In my last post, I talked about my inspiration and plan to de-clutter. One of the key things you need to establish before a big de-clutter is a “should I keep it?” list. This is what my list looks like:
1. Is it something I use regularly?
Example: A shirt that I wear almost every week or a favourite pair of earrings
2. Is it something that I love?
Really love, not just “love” because OMG it’s so pretty! Example: A Mexican coin bracelet that I never wear. If I were inclined to wear more jewelry and didn’t work at a computer all day, I would wear this bracelet every other day, but for now I keep it, and a few other treasures, for special occasions.
3. Is it something with sentimental value?
Example: Elephanté, my stuffed elephant from childhood. I love her dearly and have been known, in my adult life, to take it out when I needed a few moments of comfort. If I had shelves, I would put her and her companions (two dolls made by my great grandmother and a stuffed tooth fairy made by my mother) out on display because I am not ashamed to be an adult with a handful of very special stuffed toys
4. Is it something that would cost a lot to replace?
Example: I have an KitchenAid mixer which I don’t use very often as I’m not much of a baker. They’re not cheap and I got a really sweet deal on it, so it’s not going anywhere, not even if I get to a point where I only use it for Christmas cookies.
5. Is it something that’s essential?
Example: My winter coat. You cannot live in Edmonton without a proper winter coat.
6. Is it something that I use rarely, but when I do use it, I’m bloody glad to have it?
Example: I have a canning funnel. 90% of the time is gathers dust in the back of a cupboard, but I’m always very happy to have it when I make cranberry sauce.
7. Is it something that I rarely use, but is still useful when I pull it out of storage?
Example: … Actually, let’s go with an example that doesn’t meet this criteria: my re-chargeable batteries. I have 3 things that need batteries: an old portable CD player, a small alarm clock, and a flashlight. Thanks to my iPod, I no longer need to first two. The flashlight is very useful, but I have a eco-flashlight (hand-crank flashlight) and rarely have issues with power outages. The rechargeable batteries are old (very old – as in from back in my university years), take a long time to charge, and don’t keep their charge while in storage. I’ll keep the flashlight for emergencies, but the rechargeable batteries are *not* useful when I pull them out of storage (as they are usually dead by then), so they have to go.
8. Is it something that I know I will need/use later?
And, when I say “know”, I really mean it. Example: I used to keep boxes of all sizes for sending parcels, but shipping is expensive and I found that, more and more, it cost as much to ship an item as it did to buy the item. I can’t afford to waste that kind of money, so I recently decided to switch to gift cards or donations in the gift recipient’s name. This means that I can now get rid of all the boxes I’ve been hoarding.
9. Is it something that I will need when I repair something?
Example: Anything in my minimalist tool box that I’m likely to use at least once a year. There’s an additional question with this one: Is it something that I can easily borrow from someone else or rent? Of course, I ask this question anytime I consider buying a tool, so my tool box remains very minimal.
10. Is it something that I will need when I next move?
Example: A box that something came packed in that would be useful for repacking to move, like the box my KitchenAid came in. There’s an additional question with this one: If I were to move across the country (or to another country), would I bother to move that item with me? This is a really good question to ask yourself. Moving things across the country is expensive, and there are some things that aren’t worth taking with you. For some things, it may be cheaper and easier to donate the item and buy a new one (or live without the item) after you move. For these times, there’s no point in keeping the box they came in.

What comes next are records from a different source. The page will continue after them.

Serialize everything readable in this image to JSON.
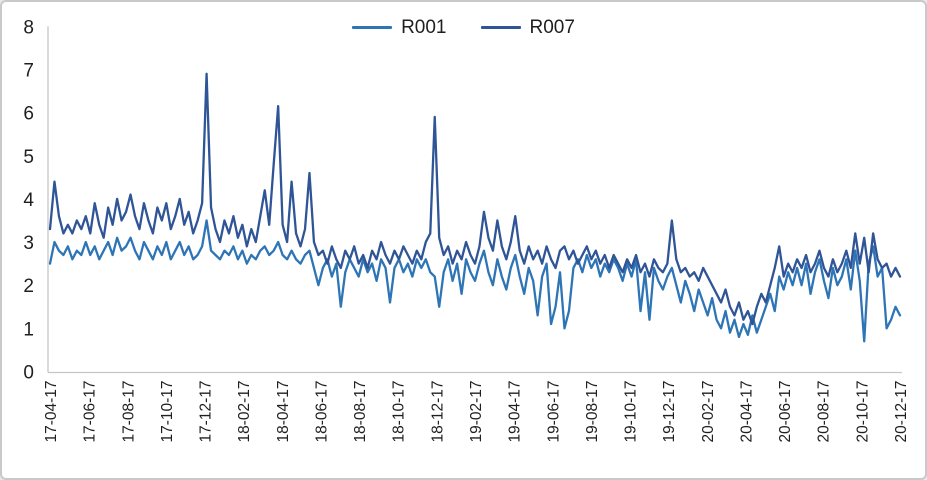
{
  "chart_data": {
    "type": "line",
    "title": "",
    "xlabel": "",
    "ylabel": "",
    "ylim": [
      0,
      8
    ],
    "grid": false,
    "legend_position": "top-center",
    "axis_line_color": "#c6c6c6",
    "y_tick_labels": [
      "0",
      "1",
      "2",
      "3",
      "4",
      "5",
      "6",
      "7",
      "8"
    ],
    "x_tick_labels": [
      "17-04-17",
      "17-06-17",
      "17-08-17",
      "17-10-17",
      "17-12-17",
      "18-02-17",
      "18-04-17",
      "18-06-17",
      "18-08-17",
      "18-10-17",
      "18-12-17",
      "19-02-17",
      "19-04-17",
      "19-06-17",
      "19-08-17",
      "19-10-17",
      "19-12-17",
      "20-02-17",
      "20-04-17",
      "20-06-17",
      "20-08-17",
      "20-10-17",
      "20-12-17"
    ],
    "series": [
      {
        "name": "R001",
        "color": "#2E75B6",
        "values": [
          2.5,
          3.0,
          2.8,
          2.7,
          2.9,
          2.6,
          2.8,
          2.7,
          3.0,
          2.7,
          2.9,
          2.6,
          2.8,
          3.0,
          2.7,
          3.1,
          2.8,
          2.9,
          3.1,
          2.8,
          2.6,
          3.0,
          2.8,
          2.6,
          2.9,
          2.7,
          3.0,
          2.6,
          2.8,
          3.0,
          2.7,
          2.9,
          2.6,
          2.7,
          2.9,
          3.5,
          2.8,
          2.7,
          2.6,
          2.8,
          2.7,
          2.9,
          2.6,
          2.8,
          2.5,
          2.7,
          2.6,
          2.8,
          2.9,
          2.7,
          2.8,
          3.0,
          2.7,
          2.6,
          2.8,
          2.6,
          2.5,
          2.7,
          2.8,
          2.4,
          2.0,
          2.4,
          2.6,
          2.2,
          2.5,
          1.5,
          2.3,
          2.6,
          2.4,
          2.2,
          2.6,
          2.3,
          2.5,
          2.1,
          2.6,
          2.4,
          1.6,
          2.4,
          2.6,
          2.3,
          2.5,
          2.2,
          2.6,
          2.4,
          2.6,
          2.3,
          2.2,
          1.5,
          2.3,
          2.6,
          2.1,
          2.5,
          1.8,
          2.6,
          2.3,
          2.1,
          2.5,
          2.8,
          2.3,
          2.0,
          2.6,
          2.2,
          1.9,
          2.4,
          2.7,
          2.2,
          1.8,
          2.4,
          2.1,
          1.3,
          2.2,
          2.5,
          1.1,
          1.5,
          2.3,
          1.0,
          1.4,
          2.4,
          2.6,
          2.3,
          2.7,
          2.4,
          2.6,
          2.2,
          2.5,
          2.3,
          2.6,
          2.4,
          2.1,
          2.5,
          2.2,
          2.6,
          1.4,
          2.3,
          1.2,
          2.4,
          2.1,
          1.9,
          2.2,
          2.4,
          2.0,
          1.6,
          2.1,
          1.8,
          1.4,
          1.9,
          1.6,
          1.3,
          1.7,
          1.2,
          1.0,
          1.4,
          0.9,
          1.2,
          0.8,
          1.1,
          0.85,
          1.3,
          0.9,
          1.2,
          1.5,
          1.8,
          1.4,
          2.2,
          1.9,
          2.3,
          2.0,
          2.4,
          2.0,
          2.5,
          1.8,
          2.3,
          2.6,
          2.1,
          1.7,
          2.4,
          2.0,
          2.2,
          2.6,
          1.9,
          2.8,
          2.1,
          0.7,
          2.5,
          2.9,
          2.2,
          2.4,
          1.0,
          1.2,
          1.5,
          1.3
        ]
      },
      {
        "name": "R007",
        "color": "#2F5597",
        "values": [
          3.3,
          4.4,
          3.6,
          3.2,
          3.4,
          3.2,
          3.5,
          3.3,
          3.6,
          3.2,
          3.9,
          3.4,
          3.1,
          3.8,
          3.4,
          4.0,
          3.5,
          3.7,
          4.1,
          3.6,
          3.3,
          3.9,
          3.5,
          3.2,
          3.8,
          3.5,
          3.9,
          3.3,
          3.6,
          4.0,
          3.4,
          3.7,
          3.2,
          3.5,
          3.9,
          6.9,
          3.8,
          3.3,
          3.0,
          3.5,
          3.2,
          3.6,
          3.1,
          3.4,
          2.9,
          3.3,
          3.0,
          3.6,
          4.2,
          3.4,
          4.8,
          6.15,
          3.4,
          3.0,
          4.4,
          3.2,
          2.9,
          3.3,
          4.6,
          3.0,
          2.7,
          2.8,
          2.5,
          2.9,
          2.6,
          2.4,
          2.8,
          2.6,
          2.9,
          2.5,
          2.7,
          2.4,
          2.8,
          2.6,
          3.0,
          2.7,
          2.5,
          2.8,
          2.6,
          2.9,
          2.7,
          2.5,
          2.8,
          2.6,
          3.0,
          3.2,
          5.9,
          3.1,
          2.7,
          2.9,
          2.5,
          2.8,
          2.6,
          3.0,
          2.7,
          2.5,
          2.9,
          3.7,
          3.1,
          2.8,
          3.5,
          2.9,
          2.6,
          3.0,
          3.6,
          2.8,
          2.5,
          2.9,
          2.6,
          2.8,
          2.5,
          2.9,
          2.6,
          2.4,
          2.8,
          2.9,
          2.6,
          2.8,
          2.5,
          2.7,
          2.9,
          2.6,
          2.8,
          2.5,
          2.7,
          2.4,
          2.7,
          2.5,
          2.3,
          2.6,
          2.4,
          2.7,
          2.3,
          2.5,
          2.2,
          2.6,
          2.4,
          2.3,
          2.5,
          3.5,
          2.6,
          2.3,
          2.4,
          2.2,
          2.3,
          2.1,
          2.4,
          2.2,
          2.0,
          1.8,
          1.6,
          1.9,
          1.5,
          1.3,
          1.6,
          1.2,
          1.4,
          1.1,
          1.5,
          1.8,
          1.6,
          2.0,
          2.4,
          2.9,
          2.2,
          2.5,
          2.3,
          2.6,
          2.4,
          2.7,
          2.3,
          2.5,
          2.8,
          2.4,
          2.2,
          2.6,
          2.3,
          2.5,
          2.8,
          2.4,
          3.2,
          2.5,
          3.1,
          2.3,
          3.2,
          2.6,
          2.4,
          2.5,
          2.2,
          2.4,
          2.2
        ]
      }
    ]
  }
}
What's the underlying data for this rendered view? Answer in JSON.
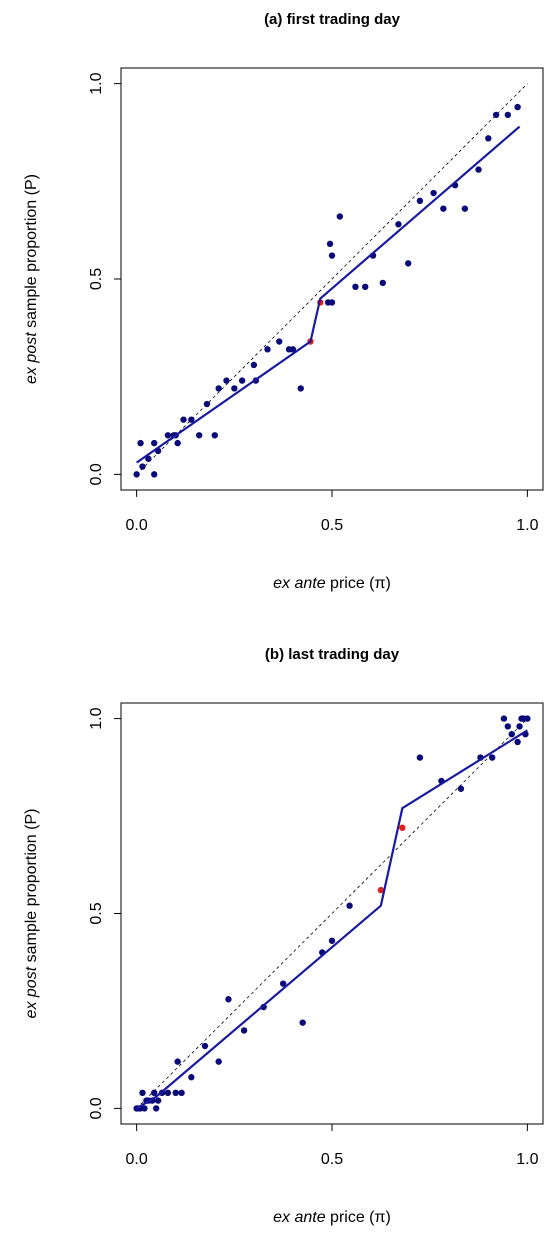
{
  "chart_data": [
    {
      "type": "scatter",
      "title": "(a) first trading day",
      "x_label": {
        "italic": "ex ante",
        "rest": "price (π)"
      },
      "y_label": {
        "italic": "ex post",
        "rest": "sample proportion (P)"
      },
      "xlim": [
        -0.04,
        1.04
      ],
      "ylim": [
        -0.04,
        1.04
      ],
      "xticks": [
        {
          "value": 0,
          "label": "0.0"
        },
        {
          "value": 0.5,
          "label": "0.5"
        },
        {
          "value": 1,
          "label": "1.0"
        }
      ],
      "yticks": [
        {
          "value": 0,
          "label": "0.0"
        },
        {
          "value": 0.5,
          "label": "0.5"
        },
        {
          "value": 1,
          "label": "1.0"
        }
      ],
      "diagonal": true,
      "series": [
        {
          "mode": "markers",
          "color": "#0a0a78",
          "x": [
            0,
            0.01,
            0.015,
            0.03,
            0.045,
            0.045,
            0.055,
            0.08,
            0.095,
            0.1,
            0.105,
            0.12,
            0.14,
            0.16,
            0.18,
            0.2,
            0.21,
            0.23,
            0.25,
            0.27,
            0.3,
            0.305,
            0.335,
            0.365,
            0.39,
            0.4,
            0.42,
            0.49,
            0.5,
            0.495,
            0.5,
            0.52,
            0.56,
            0.585,
            0.605,
            0.63,
            0.67,
            0.695,
            0.725,
            0.76,
            0.785,
            0.815,
            0.84,
            0.875,
            0.9,
            0.92,
            0.95,
            0.975
          ],
          "y": [
            0,
            0.08,
            0.02,
            0.04,
            0.08,
            0,
            0.06,
            0.1,
            0.1,
            0.1,
            0.08,
            0.14,
            0.14,
            0.1,
            0.18,
            0.1,
            0.22,
            0.24,
            0.22,
            0.24,
            0.28,
            0.24,
            0.32,
            0.34,
            0.32,
            0.32,
            0.22,
            0.44,
            0.44,
            0.59,
            0.56,
            0.66,
            0.48,
            0.48,
            0.56,
            0.49,
            0.64,
            0.54,
            0.7,
            0.72,
            0.68,
            0.74,
            0.68,
            0.78,
            0.86,
            0.92,
            0.92,
            0.94
          ]
        },
        {
          "mode": "markers",
          "color": "#e0201c",
          "x": [
            0.445,
            0.47
          ],
          "y": [
            0.34,
            0.44
          ]
        },
        {
          "mode": "line",
          "color": "#1a1aa0",
          "x": [
            0,
            0.445,
            0.47,
            0.98
          ],
          "y": [
            0.03,
            0.34,
            0.45,
            0.89
          ]
        }
      ]
    },
    {
      "type": "scatter",
      "title": "(b) last trading day",
      "x_label": {
        "italic": "ex ante",
        "rest": "price (π)"
      },
      "y_label": {
        "italic": "ex post",
        "rest": "sample proportion (P)"
      },
      "xlim": [
        -0.04,
        1.04
      ],
      "ylim": [
        -0.04,
        1.04
      ],
      "xticks": [
        {
          "value": 0,
          "label": "0.0"
        },
        {
          "value": 0.5,
          "label": "0.5"
        },
        {
          "value": 1,
          "label": "1.0"
        }
      ],
      "yticks": [
        {
          "value": 0,
          "label": "0.0"
        },
        {
          "value": 0.5,
          "label": "0.5"
        },
        {
          "value": 1,
          "label": "1.0"
        }
      ],
      "diagonal": true,
      "series": [
        {
          "mode": "markers",
          "color": "#0a0a78",
          "x": [
            0,
            0.005,
            0.01,
            0.015,
            0.02,
            0.025,
            0.03,
            0.04,
            0.045,
            0.05,
            0.055,
            0.065,
            0.08,
            0.1,
            0.105,
            0.115,
            0.14,
            0.175,
            0.21,
            0.235,
            0.275,
            0.325,
            0.375,
            0.425,
            0.475,
            0.5,
            0.545,
            0.725,
            0.78,
            0.83,
            0.88,
            0.91,
            0.94,
            0.95,
            0.96,
            0.975,
            0.98,
            0.985,
            0.99,
            0.995,
            1
          ],
          "y": [
            0,
            0,
            0,
            0.04,
            0,
            0.02,
            0.02,
            0.02,
            0.04,
            0,
            0.02,
            0.04,
            0.04,
            0.04,
            0.12,
            0.04,
            0.08,
            0.16,
            0.12,
            0.28,
            0.2,
            0.26,
            0.32,
            0.22,
            0.4,
            0.43,
            0.52,
            0.9,
            0.84,
            0.82,
            0.9,
            0.9,
            1,
            0.98,
            0.96,
            0.94,
            0.98,
            1,
            1,
            0.96,
            1
          ]
        },
        {
          "mode": "markers",
          "color": "#e0201c",
          "x": [
            0.625,
            0.68
          ],
          "y": [
            0.56,
            0.72
          ]
        },
        {
          "mode": "line",
          "color": "#1a1aa0",
          "x": [
            0,
            0.05,
            0.625,
            0.68,
            1
          ],
          "y": [
            0,
            0.03,
            0.52,
            0.77,
            0.97
          ]
        }
      ]
    }
  ]
}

11. For things that come in groups: Do I need to keep them all?
Example: Chopsticks. I bought some really pretty ones while in Vancouver last year. All I could find was a collection of 12, but I don’t need that many, so I need to decide how many I really need, and get rid of the rest.
The list of questions will be different for everyone, as will the need to be strict. Let’s face it, there’s always something that falls in a grey area: you don’t “need” it, but you want to keep it even though it doesn’t fit under any of the pre-defined reasons for keeping things. That’s OK. Sometimes you just have to allow yourself to hang on to things. The important thing is to avoid hanging on to too much.
If you’re worried you’ll have too many things that fall in this grey area, make a rule to deal with them: you can keep one extra thing per space or only as many things as you can fit in a standard sized box. I’ve done the latter before. I even labeled the box “grey area” and left it in the hall to gather “grey area” items. Anytime I decided that an item fit in the grey area, I put it in the box. By the time I was done, the box was over flowing. I reminded myself that the rule was that it had to fit in the box. To me, that meant that I had to be able to close the box. So, I sorted through everything, got ride of a few things right away, and then put them in order based on how much I wanted to keep them. Then I started packing them in the box, starting with the thing that I wanted to keep the most, and working my way down. When the box was full, that was it – everything else had to go.
It can be hard, especially if you are a very sentimental person or this is your first really concerted attempt to de-clutter. Even seasoned organizers like myself can find it mentally exhausting, but it’s worth the effort.